Soon after the Milwaukee project began, reports of enormous net gains in IQ (more than 25 points) started appearing in the popular media and in psychology textbooks.

By the age of 12 to 14 years, the children who had been in the program were scoring about ten points higher in IQ than the controls. … But this increase was not accompanied by increases in school performance compared to the control group. Experimental and control groups were both one to two years retarded in reading and math skills by the time they reached fourth grade; their academic averages and their achievement scores were similar, and they were similarly rated by their teachers for academic competence. From such findings, psychologists Charles Locurto and Arthur Jensen have concluded that the program’s substantial and enduring gain in IQ has been produced by coaching the children so well on taking intelligence tests that their scores no longer measure intelligence or g very well.

Selon Arthur Jensen (1998, p. 340), “It was also the most costly single experiment in the history of psychology and education — over $14 million. In terms of the highest peak of IQ gains for the seventeen children in the treatment condition (before the gains began to vanish), the cost was an estimated $23,000 per IQ point per child”. Il note ensuite que : “in subsequent testings on more advanced IQ tests during the period of decline after age six, those subtests whose contents least resembled the kinds of material on which the children had been trained (and tested) showed the greatest decline. These tests, evidently, showed the least transfer of training. It should be noted that the IQ tests’ item contents differ somewhat at each age level, so in each subsequent year after age six, when the children entered regular school, the contents of the subsequent IQ tests became less and less similar to the materials they had been trained on in the Stimulation Center. Therefore, as the transfer of training effect gradually diminished, the tests increasingly reflected the children’s true level of g” (p. 342). Autrement dit, les tests spécifiques étaient sensibles aux entraînements cognitifs, tandis que g, le facteur général, était insensible à ces pratiques. C’est cohérent avec l’hypothèse de Spearman. Cette conclusion a de sérieuses implications puisque ces échecs mettent en évidence les failles du travail de Jaeggi (200820102011) sur la malléabilité du QI, comme cela a été expliqué ailleurs.

L’échec du Milwaukee est révélateur en ce qu’il indique que l’entraînement et l’exercice répétés des tests cognitifs, en diminuant la charge en “g”, conduisent à ce que les tests de QI mesurent de moins en moins bien l’intelligence manifeste. Comme Rushton et Jensen (2010) ont noté :

Similarly, the g loadings correlated significantly positively with the Black–White differences (0.53, 0.69) but significantly negatively with the gain scores (mean r=−0.33; range=−0.04 to −0.73; P<0.00001, Fisher, 1970, pp. 99–101). […] Although the secular gains are on g-loaded tests (such as the Wechsler), they are negatively correlated with the most g-loaded components of those tests. Tests lose their g loadedness over time as the result of training, retesting, and familiarity (te Nijenhuis et al., 2007).

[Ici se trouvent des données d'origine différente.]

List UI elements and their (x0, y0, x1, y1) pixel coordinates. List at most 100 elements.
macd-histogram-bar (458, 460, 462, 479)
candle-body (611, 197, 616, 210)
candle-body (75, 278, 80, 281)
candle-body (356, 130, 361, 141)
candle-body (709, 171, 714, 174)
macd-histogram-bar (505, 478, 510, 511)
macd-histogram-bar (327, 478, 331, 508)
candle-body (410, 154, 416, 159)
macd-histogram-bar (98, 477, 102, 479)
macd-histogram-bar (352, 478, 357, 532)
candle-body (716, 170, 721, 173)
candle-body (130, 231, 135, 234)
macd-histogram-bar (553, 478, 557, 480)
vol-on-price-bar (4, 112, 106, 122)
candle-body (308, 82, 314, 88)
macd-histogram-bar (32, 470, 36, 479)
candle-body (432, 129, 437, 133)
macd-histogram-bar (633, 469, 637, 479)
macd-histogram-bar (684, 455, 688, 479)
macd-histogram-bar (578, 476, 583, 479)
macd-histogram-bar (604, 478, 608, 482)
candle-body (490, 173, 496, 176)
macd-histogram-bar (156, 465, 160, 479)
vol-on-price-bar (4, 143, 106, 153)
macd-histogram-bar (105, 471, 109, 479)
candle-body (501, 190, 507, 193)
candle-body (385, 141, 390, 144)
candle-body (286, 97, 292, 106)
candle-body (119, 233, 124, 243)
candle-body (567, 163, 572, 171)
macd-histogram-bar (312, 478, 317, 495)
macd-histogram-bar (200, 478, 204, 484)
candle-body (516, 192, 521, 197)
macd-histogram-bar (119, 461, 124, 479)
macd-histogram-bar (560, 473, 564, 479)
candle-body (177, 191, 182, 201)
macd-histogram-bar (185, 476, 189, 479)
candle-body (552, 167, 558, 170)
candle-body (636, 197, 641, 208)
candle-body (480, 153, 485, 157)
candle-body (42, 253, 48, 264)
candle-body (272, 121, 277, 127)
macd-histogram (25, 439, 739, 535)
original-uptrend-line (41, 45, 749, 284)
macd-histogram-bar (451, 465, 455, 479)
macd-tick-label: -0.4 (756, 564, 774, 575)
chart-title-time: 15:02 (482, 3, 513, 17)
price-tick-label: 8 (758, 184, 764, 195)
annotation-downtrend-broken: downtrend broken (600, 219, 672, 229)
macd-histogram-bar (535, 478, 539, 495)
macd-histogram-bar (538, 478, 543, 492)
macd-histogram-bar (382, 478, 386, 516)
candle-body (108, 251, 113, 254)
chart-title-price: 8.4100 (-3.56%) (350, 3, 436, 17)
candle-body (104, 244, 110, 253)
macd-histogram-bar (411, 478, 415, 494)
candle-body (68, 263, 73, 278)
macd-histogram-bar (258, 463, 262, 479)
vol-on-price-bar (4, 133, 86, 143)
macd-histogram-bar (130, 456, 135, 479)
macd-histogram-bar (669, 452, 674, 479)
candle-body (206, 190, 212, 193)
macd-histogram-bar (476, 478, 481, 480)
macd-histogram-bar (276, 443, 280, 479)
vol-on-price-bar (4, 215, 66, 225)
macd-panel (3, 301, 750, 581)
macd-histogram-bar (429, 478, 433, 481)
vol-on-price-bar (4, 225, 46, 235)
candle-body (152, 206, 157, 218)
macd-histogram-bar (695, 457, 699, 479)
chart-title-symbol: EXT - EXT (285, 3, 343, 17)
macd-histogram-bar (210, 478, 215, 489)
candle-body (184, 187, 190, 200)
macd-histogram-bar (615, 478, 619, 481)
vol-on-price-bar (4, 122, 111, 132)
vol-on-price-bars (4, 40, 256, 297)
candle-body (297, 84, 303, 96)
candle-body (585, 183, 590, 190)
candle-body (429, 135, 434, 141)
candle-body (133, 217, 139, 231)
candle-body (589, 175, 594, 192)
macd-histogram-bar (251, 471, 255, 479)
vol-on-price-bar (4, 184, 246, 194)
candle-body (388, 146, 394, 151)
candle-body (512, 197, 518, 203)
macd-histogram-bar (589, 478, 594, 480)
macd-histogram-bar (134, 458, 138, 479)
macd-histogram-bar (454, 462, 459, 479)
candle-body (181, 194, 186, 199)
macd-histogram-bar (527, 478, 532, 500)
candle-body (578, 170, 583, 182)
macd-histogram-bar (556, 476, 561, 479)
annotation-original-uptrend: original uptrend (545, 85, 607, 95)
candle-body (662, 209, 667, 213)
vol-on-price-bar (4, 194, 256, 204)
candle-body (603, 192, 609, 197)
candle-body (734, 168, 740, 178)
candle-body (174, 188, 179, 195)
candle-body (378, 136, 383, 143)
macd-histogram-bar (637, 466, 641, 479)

En d’autres termes, l’entrainement cognitif (cf. les études de Susanne Jaeggi) n’exercera aucun effet sur l’intelligence réelle dans la mesure où cet entrainement mesurera, non plus l’intelligence manifeste, mais la capacité à bien “répéter” le test.

L’échec global des programmes éducatifs et le déclin des gains de QI avec le temps posent la question de savoir si les gains minimes de QI (inférieurs à 5 points) ne vont pas s’évaporer après la fin des programmes éducatifs. La Table 15 (Lazar & Darlington) suggère ce déclin des gains de QI après la fin du programme éducatif.